Gigi entrou na luta pelos direitos das pessoas LGBTQIA nos anos 1990, quando veio estudar em Aracaju. Foi o trabalho como agente comunitária, no entanto, que despertou o interesse pela atuação política.
“Já faço esse trabalho isolado na sociedade civil, mas percebi que a gente precisa se organizar pela sociedade, em todos os espaços políticos sempre levantei essa pauta. Como agente comunitária de saúde, fui verificando no atendimento da atenção básica que o grupo LGBTQIA+ tinha um atendimento diferenciado, sem um olhar de equidade, então comecei a ter esse olhar e me organizar coletivamente”, explica.
A incidência política de pessoas do grupo dentro dos partidos políticos teve um salto nos últimos anos, avalia.
“Foi uma luta muito árdua, mas é claro que com o conservadorismo do mandato de Bolsonaro essa chama se acendeu muito, essa questão do extermínio da comunidade LGBT foi enorme.
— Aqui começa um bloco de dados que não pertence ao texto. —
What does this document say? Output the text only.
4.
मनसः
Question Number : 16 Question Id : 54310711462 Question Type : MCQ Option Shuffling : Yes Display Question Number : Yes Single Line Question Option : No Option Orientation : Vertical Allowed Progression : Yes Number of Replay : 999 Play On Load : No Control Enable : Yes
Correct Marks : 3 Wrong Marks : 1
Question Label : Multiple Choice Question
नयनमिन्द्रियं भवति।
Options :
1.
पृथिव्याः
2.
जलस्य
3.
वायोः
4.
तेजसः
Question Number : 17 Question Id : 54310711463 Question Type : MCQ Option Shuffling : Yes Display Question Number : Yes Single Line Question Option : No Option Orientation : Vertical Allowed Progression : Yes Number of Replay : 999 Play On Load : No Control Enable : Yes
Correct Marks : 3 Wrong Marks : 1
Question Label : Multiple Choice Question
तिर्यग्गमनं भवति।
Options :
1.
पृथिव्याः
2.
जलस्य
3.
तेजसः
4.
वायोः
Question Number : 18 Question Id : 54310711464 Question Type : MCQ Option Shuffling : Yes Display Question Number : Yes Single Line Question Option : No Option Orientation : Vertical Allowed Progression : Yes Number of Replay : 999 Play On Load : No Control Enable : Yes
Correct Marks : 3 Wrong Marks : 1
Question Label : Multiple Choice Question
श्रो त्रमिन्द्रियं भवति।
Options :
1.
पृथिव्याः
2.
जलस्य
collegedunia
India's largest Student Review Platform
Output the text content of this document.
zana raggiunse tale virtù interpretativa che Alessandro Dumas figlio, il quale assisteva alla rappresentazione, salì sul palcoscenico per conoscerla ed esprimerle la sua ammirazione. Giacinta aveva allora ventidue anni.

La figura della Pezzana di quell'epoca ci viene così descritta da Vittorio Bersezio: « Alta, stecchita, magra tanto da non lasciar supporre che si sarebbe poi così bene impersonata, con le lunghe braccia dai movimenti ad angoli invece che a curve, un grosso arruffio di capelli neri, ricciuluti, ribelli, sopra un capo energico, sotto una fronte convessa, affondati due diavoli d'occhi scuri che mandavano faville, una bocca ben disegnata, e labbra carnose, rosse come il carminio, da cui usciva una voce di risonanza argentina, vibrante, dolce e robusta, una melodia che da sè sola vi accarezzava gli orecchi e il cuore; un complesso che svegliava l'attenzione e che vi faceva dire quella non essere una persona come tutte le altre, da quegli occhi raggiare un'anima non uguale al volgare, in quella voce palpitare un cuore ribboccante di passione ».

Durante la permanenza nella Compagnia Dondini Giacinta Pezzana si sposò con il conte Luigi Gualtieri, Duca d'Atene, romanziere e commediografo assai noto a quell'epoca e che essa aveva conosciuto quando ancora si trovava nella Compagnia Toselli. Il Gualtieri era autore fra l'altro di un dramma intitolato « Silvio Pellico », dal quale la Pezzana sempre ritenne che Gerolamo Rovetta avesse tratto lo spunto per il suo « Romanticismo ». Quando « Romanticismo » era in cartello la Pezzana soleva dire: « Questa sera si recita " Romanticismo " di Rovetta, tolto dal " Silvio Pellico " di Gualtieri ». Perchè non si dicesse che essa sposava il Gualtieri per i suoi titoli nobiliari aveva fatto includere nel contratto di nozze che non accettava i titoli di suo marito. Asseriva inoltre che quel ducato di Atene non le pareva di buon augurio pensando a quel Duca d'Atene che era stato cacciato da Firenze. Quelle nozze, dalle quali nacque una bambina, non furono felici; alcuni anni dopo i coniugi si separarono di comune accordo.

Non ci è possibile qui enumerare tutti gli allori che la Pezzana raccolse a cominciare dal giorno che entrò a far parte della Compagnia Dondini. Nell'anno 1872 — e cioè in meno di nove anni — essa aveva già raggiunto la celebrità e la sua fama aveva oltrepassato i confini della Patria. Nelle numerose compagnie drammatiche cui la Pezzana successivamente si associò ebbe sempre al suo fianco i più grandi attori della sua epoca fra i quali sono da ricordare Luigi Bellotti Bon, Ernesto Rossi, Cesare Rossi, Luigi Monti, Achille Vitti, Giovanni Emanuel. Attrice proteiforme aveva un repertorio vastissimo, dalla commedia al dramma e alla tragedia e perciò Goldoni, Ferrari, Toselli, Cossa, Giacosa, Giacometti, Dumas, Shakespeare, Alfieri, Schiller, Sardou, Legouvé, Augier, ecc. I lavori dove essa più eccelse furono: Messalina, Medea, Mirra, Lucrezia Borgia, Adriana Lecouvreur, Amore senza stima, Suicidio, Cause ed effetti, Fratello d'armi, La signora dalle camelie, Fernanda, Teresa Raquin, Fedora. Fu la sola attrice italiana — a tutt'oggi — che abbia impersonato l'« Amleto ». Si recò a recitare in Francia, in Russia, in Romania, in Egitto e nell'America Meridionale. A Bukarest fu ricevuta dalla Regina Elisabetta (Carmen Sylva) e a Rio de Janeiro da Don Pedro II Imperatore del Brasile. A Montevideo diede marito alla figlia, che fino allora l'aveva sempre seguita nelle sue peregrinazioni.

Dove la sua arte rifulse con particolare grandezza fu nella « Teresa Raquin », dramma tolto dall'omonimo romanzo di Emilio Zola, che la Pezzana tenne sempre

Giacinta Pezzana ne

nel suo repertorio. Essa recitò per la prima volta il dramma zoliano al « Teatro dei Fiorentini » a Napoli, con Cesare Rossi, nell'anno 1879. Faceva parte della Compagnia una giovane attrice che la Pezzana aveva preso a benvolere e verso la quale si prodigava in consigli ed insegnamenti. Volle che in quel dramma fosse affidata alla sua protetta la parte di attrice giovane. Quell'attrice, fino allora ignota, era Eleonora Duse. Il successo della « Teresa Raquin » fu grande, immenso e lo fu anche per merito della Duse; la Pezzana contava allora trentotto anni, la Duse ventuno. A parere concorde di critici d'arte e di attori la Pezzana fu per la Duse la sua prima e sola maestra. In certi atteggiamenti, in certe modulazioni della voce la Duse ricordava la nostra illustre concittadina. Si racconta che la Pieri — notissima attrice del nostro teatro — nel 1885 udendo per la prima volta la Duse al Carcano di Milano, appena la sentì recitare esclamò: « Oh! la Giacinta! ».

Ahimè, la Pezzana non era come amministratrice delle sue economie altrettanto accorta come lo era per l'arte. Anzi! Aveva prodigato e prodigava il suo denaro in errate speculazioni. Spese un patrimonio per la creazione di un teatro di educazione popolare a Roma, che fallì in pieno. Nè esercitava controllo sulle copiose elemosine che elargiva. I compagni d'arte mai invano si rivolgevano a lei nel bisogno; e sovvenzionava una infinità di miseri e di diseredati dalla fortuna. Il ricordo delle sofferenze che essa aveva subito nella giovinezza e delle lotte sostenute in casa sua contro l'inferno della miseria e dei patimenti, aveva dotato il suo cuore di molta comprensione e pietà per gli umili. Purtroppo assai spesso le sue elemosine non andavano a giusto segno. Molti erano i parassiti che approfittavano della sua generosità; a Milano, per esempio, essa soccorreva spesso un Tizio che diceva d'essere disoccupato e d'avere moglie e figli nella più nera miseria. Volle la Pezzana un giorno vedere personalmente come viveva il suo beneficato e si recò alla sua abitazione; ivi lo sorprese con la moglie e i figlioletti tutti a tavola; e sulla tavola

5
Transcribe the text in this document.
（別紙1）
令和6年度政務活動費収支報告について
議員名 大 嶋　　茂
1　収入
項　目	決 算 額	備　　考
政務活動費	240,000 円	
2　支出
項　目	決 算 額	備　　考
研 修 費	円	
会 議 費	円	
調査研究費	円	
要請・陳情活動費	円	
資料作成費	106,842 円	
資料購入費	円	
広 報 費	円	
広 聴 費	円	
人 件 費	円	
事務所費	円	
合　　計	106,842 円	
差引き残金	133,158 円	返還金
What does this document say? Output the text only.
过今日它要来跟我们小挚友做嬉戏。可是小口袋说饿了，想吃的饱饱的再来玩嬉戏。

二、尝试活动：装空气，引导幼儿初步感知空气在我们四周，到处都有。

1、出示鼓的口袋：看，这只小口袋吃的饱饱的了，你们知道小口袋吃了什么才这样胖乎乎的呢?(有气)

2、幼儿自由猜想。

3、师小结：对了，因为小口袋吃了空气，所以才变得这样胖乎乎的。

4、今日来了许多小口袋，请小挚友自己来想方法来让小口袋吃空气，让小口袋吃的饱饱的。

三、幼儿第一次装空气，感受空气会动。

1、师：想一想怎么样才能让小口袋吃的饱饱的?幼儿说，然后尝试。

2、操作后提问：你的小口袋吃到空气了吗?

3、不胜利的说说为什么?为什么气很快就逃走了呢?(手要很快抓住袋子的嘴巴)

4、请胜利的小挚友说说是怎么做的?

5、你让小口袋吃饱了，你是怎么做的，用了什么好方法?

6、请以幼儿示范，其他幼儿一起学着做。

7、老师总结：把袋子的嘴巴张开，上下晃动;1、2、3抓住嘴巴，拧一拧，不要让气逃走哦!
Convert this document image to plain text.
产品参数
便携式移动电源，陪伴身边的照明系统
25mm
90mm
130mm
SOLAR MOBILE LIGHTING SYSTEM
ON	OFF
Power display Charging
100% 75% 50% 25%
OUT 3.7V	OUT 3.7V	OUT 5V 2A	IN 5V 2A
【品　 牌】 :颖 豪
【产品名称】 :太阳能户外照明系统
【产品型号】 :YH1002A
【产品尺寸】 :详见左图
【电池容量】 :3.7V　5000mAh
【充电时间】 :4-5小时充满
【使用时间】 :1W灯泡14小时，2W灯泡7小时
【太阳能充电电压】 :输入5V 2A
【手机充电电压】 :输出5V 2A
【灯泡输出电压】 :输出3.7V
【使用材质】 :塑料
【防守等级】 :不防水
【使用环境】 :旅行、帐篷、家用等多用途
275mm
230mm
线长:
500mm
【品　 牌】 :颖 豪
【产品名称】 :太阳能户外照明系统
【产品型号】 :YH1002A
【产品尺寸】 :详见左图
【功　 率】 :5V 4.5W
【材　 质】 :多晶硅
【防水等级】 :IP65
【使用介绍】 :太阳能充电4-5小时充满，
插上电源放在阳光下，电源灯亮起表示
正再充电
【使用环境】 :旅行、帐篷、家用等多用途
Na luta do movimento nacional a gente teve a distribuição de recursos, mas ainda é difícil discutir a pauta LGBT nos partidos, nos de direita isso quase que não acontece”, comenta Gigi.
Segundo a coordenadora da VoteLGBT Evorah Cardoso, a presença de pessoas LGBTQIA+ nos espaços políticos está em construção. Ela avalia que há um bloqueio para as pautas do grupo devido, em grande parte, à invisibilidade sobre a potência de candidaturas e eleitos da comunidade.
“Se hoje a gente tem uma garantia legal da não discriminação e da criminalização por parte do Judiciário, é por tentarem fazer valer princípios constitucionais como a igualdade. A gente precisa do real quadro de quem são os lgbts na política do país, onde eles estão e qual é o grau de subfinanciamento e invisibilidade. Para isso, a gente precisa que a Justiça Eleitoral e o IBGE façam esse movimento de mapeamento”, finaliza.